船には複数の種類があり、停船する船着き場や運行時間が異なります。行き先の船着き場名を確認し、最終便に近い時間は別の帰路も用意してください。雨天時は足元と荷物にも注意します。
チャオプラヤー川の船とセンセープ運河ボートは、使う船着き場も向いている目的地も異なります。川沿い観光はチャオプラヤー川ボート、都心の東西移動はセンセープ運河ボートの個別ガイドで分けて確認してください。
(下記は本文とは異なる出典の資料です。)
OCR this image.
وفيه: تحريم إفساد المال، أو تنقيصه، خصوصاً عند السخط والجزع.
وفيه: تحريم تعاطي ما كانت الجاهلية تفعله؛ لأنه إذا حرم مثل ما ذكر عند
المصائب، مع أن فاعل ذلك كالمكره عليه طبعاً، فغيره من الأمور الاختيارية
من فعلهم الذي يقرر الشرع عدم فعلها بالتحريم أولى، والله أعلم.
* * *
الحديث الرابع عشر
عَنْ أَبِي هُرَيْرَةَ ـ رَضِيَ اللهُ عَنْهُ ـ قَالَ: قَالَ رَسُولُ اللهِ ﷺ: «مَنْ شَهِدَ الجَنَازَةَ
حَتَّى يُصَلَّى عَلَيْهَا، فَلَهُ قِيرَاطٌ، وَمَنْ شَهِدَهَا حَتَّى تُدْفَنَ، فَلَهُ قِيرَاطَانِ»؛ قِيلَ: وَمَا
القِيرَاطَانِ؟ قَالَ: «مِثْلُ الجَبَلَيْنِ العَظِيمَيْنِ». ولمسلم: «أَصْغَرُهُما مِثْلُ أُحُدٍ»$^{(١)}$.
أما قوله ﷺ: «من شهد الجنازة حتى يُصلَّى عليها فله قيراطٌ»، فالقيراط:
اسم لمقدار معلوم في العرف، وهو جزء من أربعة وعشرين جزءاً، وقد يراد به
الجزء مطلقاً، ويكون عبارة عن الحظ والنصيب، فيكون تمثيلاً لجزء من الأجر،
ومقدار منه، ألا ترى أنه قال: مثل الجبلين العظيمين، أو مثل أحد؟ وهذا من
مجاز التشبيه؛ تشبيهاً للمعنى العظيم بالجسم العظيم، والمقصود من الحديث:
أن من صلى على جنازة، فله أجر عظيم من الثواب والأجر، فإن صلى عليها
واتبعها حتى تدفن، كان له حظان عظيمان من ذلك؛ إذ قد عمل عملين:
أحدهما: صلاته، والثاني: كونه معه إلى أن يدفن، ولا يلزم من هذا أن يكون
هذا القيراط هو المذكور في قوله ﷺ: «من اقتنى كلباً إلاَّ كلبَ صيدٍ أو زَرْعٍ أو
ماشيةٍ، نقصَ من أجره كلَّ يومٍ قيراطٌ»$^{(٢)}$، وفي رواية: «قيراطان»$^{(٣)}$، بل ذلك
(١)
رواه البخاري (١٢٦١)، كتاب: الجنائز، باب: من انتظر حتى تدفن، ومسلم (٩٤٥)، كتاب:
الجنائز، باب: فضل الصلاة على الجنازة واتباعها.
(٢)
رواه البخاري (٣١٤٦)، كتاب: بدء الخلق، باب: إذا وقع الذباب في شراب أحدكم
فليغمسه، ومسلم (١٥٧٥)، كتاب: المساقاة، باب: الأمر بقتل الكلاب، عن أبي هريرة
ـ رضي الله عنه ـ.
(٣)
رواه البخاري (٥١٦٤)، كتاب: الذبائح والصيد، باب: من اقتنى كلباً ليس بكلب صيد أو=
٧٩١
渋滞を避けて運河沿いを移動したいなら、センセープ運河ボートの乗り場・料金・乗り方を先に確認しておくと使いやすくなります。

目的地別|どの交通手段を使えばいい?
代表的な目的地ごとの考え方をまとめます。
| 目的地・場面 | 軸にする交通 | 補助する交通 |
|---|---|---|
| サイアムの商業施設 | BTS | 徒歩、タクシー |
| アソーク・プロンポン | BTS・MRT | 徒歩、配車 |
| シーロム・タニヤ | BTS・MRT | 徒歩、タクシー |
| 王宮・ワット・ポー | MRT・船 | 徒歩、タクシー |
| チャオプラヤー川沿い | 船・BTS | ホテル送迎、タクシー |
| チャトゥチャック | BTS・MRT | 徒歩 |
| スワンナプーム空港 | Airport Rail Link | タクシー、配車、送迎 |
| ドンムアン空港 | SRTレッドライン | バス、タクシー、配車、送迎 |
| 深夜・大型荷物 | タクシー・配車・送迎 | 状況により鉄道 |
目的地が駅から離れているときは、最寄り駅まで鉄道、最後だけ車にすると渋滞と徒歩の負担を調整できます。
長距離バスは目的地の方面でターミナルを選びます。東部方面やパタヤへ向かうならエカマイ、北部・東北部方面ならモーチット2が候補です。モーチット2はBTSモーチット駅と同じ場所ではありません。
エカマイバスターミナルの場所と利用の流れは、個別ガイドで確認できます。

モーチットバスターミナルへの行き方と駅との位置関係は、個別ガイドで確認できます。

空港行きの経路を決める前に、スワンナプームとドンムアンのどちらを使うかは「バンコクの空港は2つ」で確認してください。

渋滞・ラッシュ時に移動するときのポイント
バンコクでは道路渋滞と鉄道の混雑を前提に、余裕を持って動く必要があります。
- 朝夕は鉄道も道路も混みやすい
- 空港や予約時刻のある場所へは早めに出る
- 雨天時は車の需要と道路混雑が増えることがある
- 大型荷物は混雑時間帯を避ける
- 同じ目的地へ鉄道と車の代替経路を用意する
- 最終列車や最終船に近い時間は帰路を先に決める
地図アプリの予測時間は目安です。時間厳守の移動は、渋滞しにくい鉄道を優先し、最後の区間だけ車にすると計画しやすくなります。
バンコクの路線図と交通に関するよくある質問
- BTSとMRTは同じ切符で乗れる?
-
基本的に同じ切符では乗れません。運営会社と乗車システムが異なるため、乗り換え時にいったん改札を出て、それぞれの切符や対応する支払い手段を使います。
- バンコクでクレジットカードだけで移動できる?
-
クレジットカードだけに頼るのはおすすめしません。MRTの一部路線では対応する非接触カードを使えますが、BTS、バス、船、タクシーを含むすべての交通で共通利用できるわけではありません。少額の現金など代替手段も用意してください。
- 初心者はタクシーとGrabのどちらが使いやすい?
-
初めてなら、行き先・料金の目安・車両情報を画面で確認できるGrabの方が使いやすいです。昼間にホテル前や正規乗り場からすぐ乗れ、メーター利用を確認できる場合はタクシーも便利なので、状況に応じて使い分けてください。
まとめ|鉄道を軸に車と船を組み合わせよう
バンコクの交通は、一つに絞るより場面で組み合わせると使いやすくなります。
- BTSはサイアム、スクンビット、シーロム方面の軸
- MRTはBTSと異なる市内エリアや旧市街側を補う
- 空港からはAirport Rail LinkとSRTレッドラインを検討
- 駅から遠い場所・夜間・荷物ありなら、まずGrabを含む車移動を比較
- 川沿い観光では船も有力
- ラッシュ時と雨天は代替経路を持つ
まず目的地の最寄り駅を確認し、駅から先だけ徒歩、車、船で補ってください。路線図は乗る線を覚えるためではなく、使える手段を絞るために見ると、市内移動を組み立てやすくなります。